Three scenarios, anonymized, with concrete numbers and named device families.
Healthcare organizations have legitimate reasons not to be named on a vendor's website. The scenarios below are anonymized, but the device families, the timelines, and the operational details are real to the engagements they describe.
1. Regional health system — risk-analysis refresh.
Profile. Four-hospital system in the U.S. Midwest. About 12,000 networked endpoints in scope. The prior HIPAA risk analysis had been based on the corporate Active Directory inventory.
Trigger. A peer health system in the region received an OCR data request citing the Risk Analysis Initiative. The CISO asked for an inventory refresh that would survive the same kind of request.
Engagement. CybrIQ ESE instances deployed to two flagship hospitals as a pilot, with read-only SNMP access to the switch infrastructure. Within fourteen days, the inventory had surfaced approximately 2,400 devices that were not on the Active Directory list, including the biomedical and pharmacy-automation tail. The most consequential find: an imaging vendor's service-engineer laptop that had been bridged into the radiology VLAN since the prior modality install.
Outcome. The HIPAA §164.308 risk analysis was refreshed to include the surfaced devices. The methodology paragraph in the assessor's file references the continuous inventory feed. Same-format inventory rolled out to the remaining two hospitals over the following quarter.
2. Multi-specialty MSO — M&A integration.
Profile. Private-equity-backed multi-specialty MSO. Active acquisition pipeline averaging six to eight practices per year.
Trigger. The standard integration playbook called for six weeks of network discovery per acquired practice. With three integrations in flight simultaneously, the InfoSec FTE budget had no path to keep up.
Engagement. CybrIQ ESE prepositioned with the deal-team field kit. Local IT enables read-only SNMP on close day. Inventory of the new site appears in the parent dashboard within hours.
Outcome. Six-week discovery window collapsed to one day. Three FTEs returned to other workstreams. The integration milestone moved up by an average of four weeks per acquisition.

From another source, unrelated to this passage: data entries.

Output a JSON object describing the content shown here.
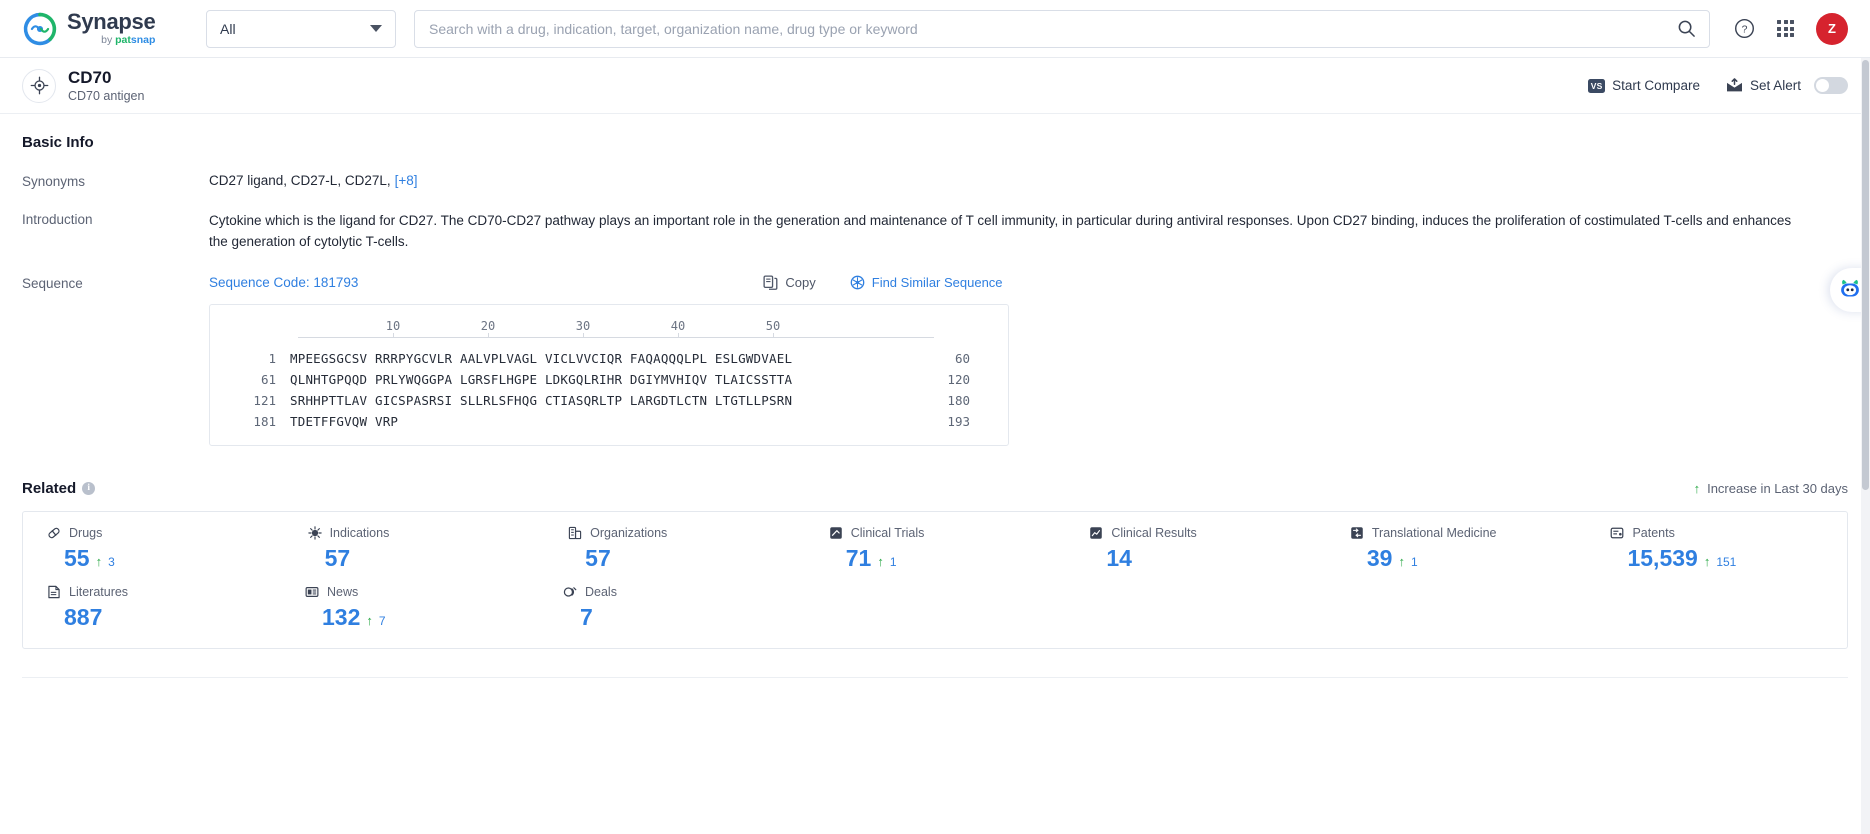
{
  "header": {
    "brand_name": "Synapse",
    "brand_by": "by",
    "brand_pat": "pat",
    "brand_snap": "snap",
    "category_select": "All",
    "search_placeholder": "Search with a drug, indication, target, organization name, drug type or keyword",
    "help_icon": "question-mark-circle-icon",
    "apps_icon": "app-grid-icon",
    "avatar_initial": "Z"
  },
  "entity": {
    "name": "CD70",
    "subtitle": "CD70 antigen",
    "start_compare": "Start Compare",
    "compare_badge": "VS",
    "set_alert": "Set Alert",
    "alert_toggle_state": "off"
  },
  "basic_info": {
    "title": "Basic Info",
    "synonyms_label": "Synonyms",
    "synonyms_value": "CD27 ligand,  CD27-L,  CD27L,",
    "synonyms_more": "[+8]",
    "introduction_label": "Introduction",
    "introduction_value": "Cytokine which is the ligand for CD27. The CD70-CD27 pathway plays an important role in the generation and maintenance of T cell immunity, in particular during antiviral responses. Upon CD27 binding, induces the proliferation of costimulated T-cells and enhances the generation of cytolytic T-cells.",
    "sequence_label": "Sequence",
    "sequence_code": "Sequence Code: 181793",
    "copy_label": "Copy",
    "find_similar_label": "Find Similar Sequence"
  },
  "sequence": {
    "ruler": [
      "10",
      "20",
      "30",
      "40",
      "50"
    ],
    "lines": [
      {
        "start": "1",
        "residues": "MPEEGSGCSV RRRPYGCVLR AALVPLVAGL VICLVVCIQR FAQAQQQLPL ESLGWDVAEL",
        "end": "60"
      },
      {
        "start": "61",
        "residues": "QLNHTGPQQD PRLYWQGGPA LGRSFLHGPE LDKGQLRIHR DGIYMVHIQV TLAICSSTTA",
        "end": "120"
      },
      {
        "start": "121",
        "residues": "SRHHPTTLAV GICSPASRSI SLLRLSFHQG CTIASQRLTP LARGDTLCTN LTGTLLPSRN",
        "end": "180"
      },
      {
        "start": "181",
        "residues": "TDETFFGVQW VRP",
        "end": "193"
      }
    ]
  },
  "related": {
    "title": "Related",
    "increase_note": "Increase in Last 30 days",
    "row1": [
      {
        "icon": "pill-icon",
        "label": "Drugs",
        "value": "55",
        "delta": "3"
      },
      {
        "icon": "virus-icon",
        "label": "Indications",
        "value": "57",
        "delta": ""
      },
      {
        "icon": "building-icon",
        "label": "Organizations",
        "value": "57",
        "delta": ""
      },
      {
        "icon": "clinical-trial-icon",
        "label": "Clinical Trials",
        "value": "71",
        "delta": "1"
      },
      {
        "icon": "clinical-result-icon",
        "label": "Clinical Results",
        "value": "14",
        "delta": ""
      },
      {
        "icon": "translational-icon",
        "label": "Translational Medicine",
        "value": "39",
        "delta": "1"
      },
      {
        "icon": "patent-icon",
        "label": "Patents",
        "value": "15,539",
        "delta": "151"
      }
    ],
    "row2": [
      {
        "icon": "literature-icon",
        "label": "Literatures",
        "value": "887",
        "delta": ""
      },
      {
        "icon": "news-icon",
        "label": "News",
        "value": "132",
        "delta": "7"
      },
      {
        "icon": "deal-icon",
        "label": "Deals",
        "value": "7",
        "delta": ""
      }
    ]
  },
  "assistant": {
    "icon": "robot-assistant-icon"
  },
  "colors": {
    "accent_blue": "#2f7fe0",
    "increase_green": "#2faa4a",
    "avatar_red": "#d6232e",
    "text_dark": "#15192a"
  }
}
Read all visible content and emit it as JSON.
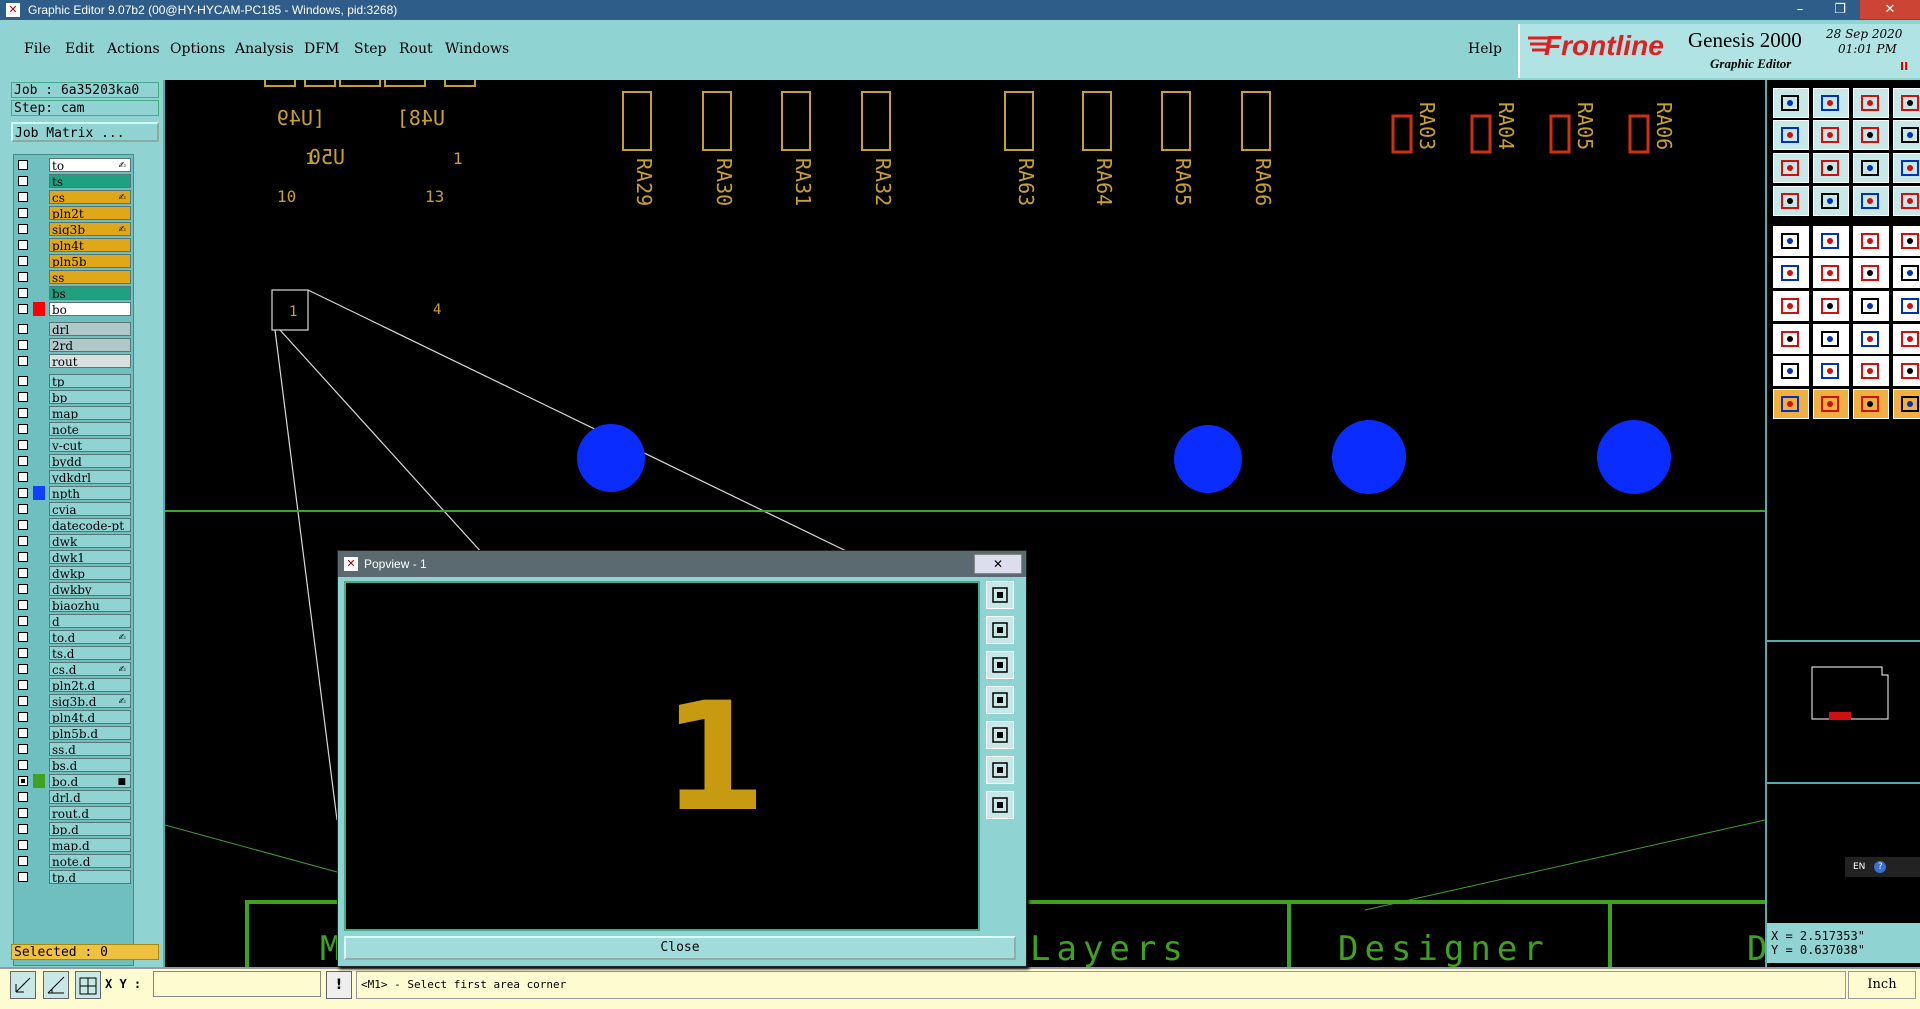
{
  "window": {
    "title": "Graphic Editor 9.07b2 (00@HY-HYCAM-PC185 - Windows, pid:3268)",
    "min": "–",
    "max": "❐",
    "close": "✕"
  },
  "menu": {
    "file": "File",
    "edit": "Edit",
    "actions": "Actions",
    "options": "Options",
    "analysis": "Analysis",
    "dfm": "DFM",
    "step": "Step",
    "rout": "Rout",
    "windows": "Windows",
    "help": "Help"
  },
  "brand": {
    "logo": "Frontline",
    "product": "Genesis 2000",
    "subtitle": "Graphic Editor",
    "date": "28 Sep 2020",
    "time": "01:01 PM"
  },
  "left": {
    "job": "Job : 6a35203ka0",
    "step": "Step: cam",
    "job_matrix": "Job Matrix ...",
    "selected": "Selected : 0"
  },
  "layers": [
    {
      "name": "to",
      "color": "#ffffff",
      "mark": "✍"
    },
    {
      "name": "ts",
      "color": "#20a080"
    },
    {
      "name": "cs",
      "color": "#e0a818",
      "mark": "✍"
    },
    {
      "name": "pln2t",
      "color": "#e0a818"
    },
    {
      "name": "sig3b",
      "color": "#e0a818",
      "mark": "✍"
    },
    {
      "name": "pln4t",
      "color": "#e0a818"
    },
    {
      "name": "pln5b",
      "color": "#e0a818"
    },
    {
      "name": "ss",
      "color": "#e0a818"
    },
    {
      "name": "bs",
      "color": "#20a080"
    },
    {
      "name": "bo",
      "color": "#ffffff",
      "swatch": "#ff0000"
    },
    {
      "name": "drl",
      "color": "#b0c8c8"
    },
    {
      "name": "2rd",
      "color": "#b0c8c8"
    },
    {
      "name": "rout",
      "color": "#d8e0e0"
    },
    {
      "name": "tp",
      "color": "#8fd3d3"
    },
    {
      "name": "bp",
      "color": "#8fd3d3"
    },
    {
      "name": "map",
      "color": "#8fd3d3"
    },
    {
      "name": "note",
      "color": "#8fd3d3"
    },
    {
      "name": "v-cut",
      "color": "#8fd3d3"
    },
    {
      "name": "bydd",
      "color": "#8fd3d3"
    },
    {
      "name": "ydkdrl",
      "color": "#8fd3d3"
    },
    {
      "name": "npth",
      "color": "#8fd3d3",
      "swatch": "#1040ff"
    },
    {
      "name": "cvia",
      "color": "#8fd3d3"
    },
    {
      "name": "datecode-pt",
      "color": "#8fd3d3"
    },
    {
      "name": "dwk",
      "color": "#8fd3d3"
    },
    {
      "name": "dwk1",
      "color": "#8fd3d3"
    },
    {
      "name": "dwkp",
      "color": "#8fd3d3"
    },
    {
      "name": "dwkby",
      "color": "#8fd3d3"
    },
    {
      "name": "biaozhu",
      "color": "#8fd3d3"
    },
    {
      "name": "d",
      "color": "#8fd3d3"
    },
    {
      "name": "to.d",
      "color": "#8fd3d3",
      "mark": "✍"
    },
    {
      "name": "ts.d",
      "color": "#8fd3d3"
    },
    {
      "name": "cs.d",
      "color": "#8fd3d3",
      "mark": "✍"
    },
    {
      "name": "pln2t.d",
      "color": "#8fd3d3"
    },
    {
      "name": "sig3b.d",
      "color": "#8fd3d3",
      "mark": "✍"
    },
    {
      "name": "pln4t.d",
      "color": "#8fd3d3"
    },
    {
      "name": "pln5b.d",
      "color": "#8fd3d3"
    },
    {
      "name": "ss.d",
      "color": "#8fd3d3"
    },
    {
      "name": "bs.d",
      "color": "#8fd3d3"
    },
    {
      "name": "bo.d",
      "color": "#8fd3d3",
      "swatch": "#40a020",
      "checked": true,
      "mark": "■"
    },
    {
      "name": "drl.d",
      "color": "#8fd3d3"
    },
    {
      "name": "rout.d",
      "color": "#8fd3d3"
    },
    {
      "name": "bp.d",
      "color": "#8fd3d3"
    },
    {
      "name": "map.d",
      "color": "#8fd3d3"
    },
    {
      "name": "note.d",
      "color": "#8fd3d3"
    },
    {
      "name": "tp.d",
      "color": "#8fd3d3"
    }
  ],
  "canvas": {
    "top_labels": {
      "u49": "[U49",
      "u48": "U48]",
      "u50": "U50",
      "one_a": "1",
      "one_b": "1",
      "ten": "10",
      "thirteen": "13",
      "box_label": "1",
      "four": "4"
    },
    "refdes": [
      "RA29",
      "RA30",
      "RA31",
      "RA32",
      "RA63",
      "RA64",
      "RA65",
      "RA66"
    ],
    "red_refdes": [
      "RA03",
      "RA04",
      "RA05",
      "RA06"
    ],
    "bottom": {
      "layers": "Layers",
      "designer": "Designer",
      "m": "M",
      "d": "D"
    }
  },
  "popup": {
    "title": "Popview - 1",
    "close_x": "✕",
    "content": "1",
    "close": "Close"
  },
  "right": {
    "lang": "EN",
    "x": "X = 2.517353\"",
    "y": "Y = 0.637038\""
  },
  "status": {
    "xy_label": "X Y :",
    "xy_value": "",
    "message": "<M1> - Select first area corner",
    "units": "Inch"
  }
}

3. Critical-access hospital — cyber-insurance renewal.
Profile. Twenty-five-bed critical-access hospital in a rural state. Premium had risen for four years running. The carrier had flagged inventory completeness as a renewal condition.
Trigger. The carrier questionnaire asked specifically for medical-device inventory methodology and segmentation verification.
Engagement. A single ESE instance, read-only SNMP on the core switches. Within days the inventory surfaced the GE CARESCAPE telemetry units, the Hologic mammography unit, and a pharmacy-automation cabinet whose vendor tunnel had been live for eighteen months without IT awareness.
Outcome. The carrier accepted the methodology section of the submission as written. The renewal closed at flat premium for the first time in four years. CybrIQ continues to feed the inventory between renewals.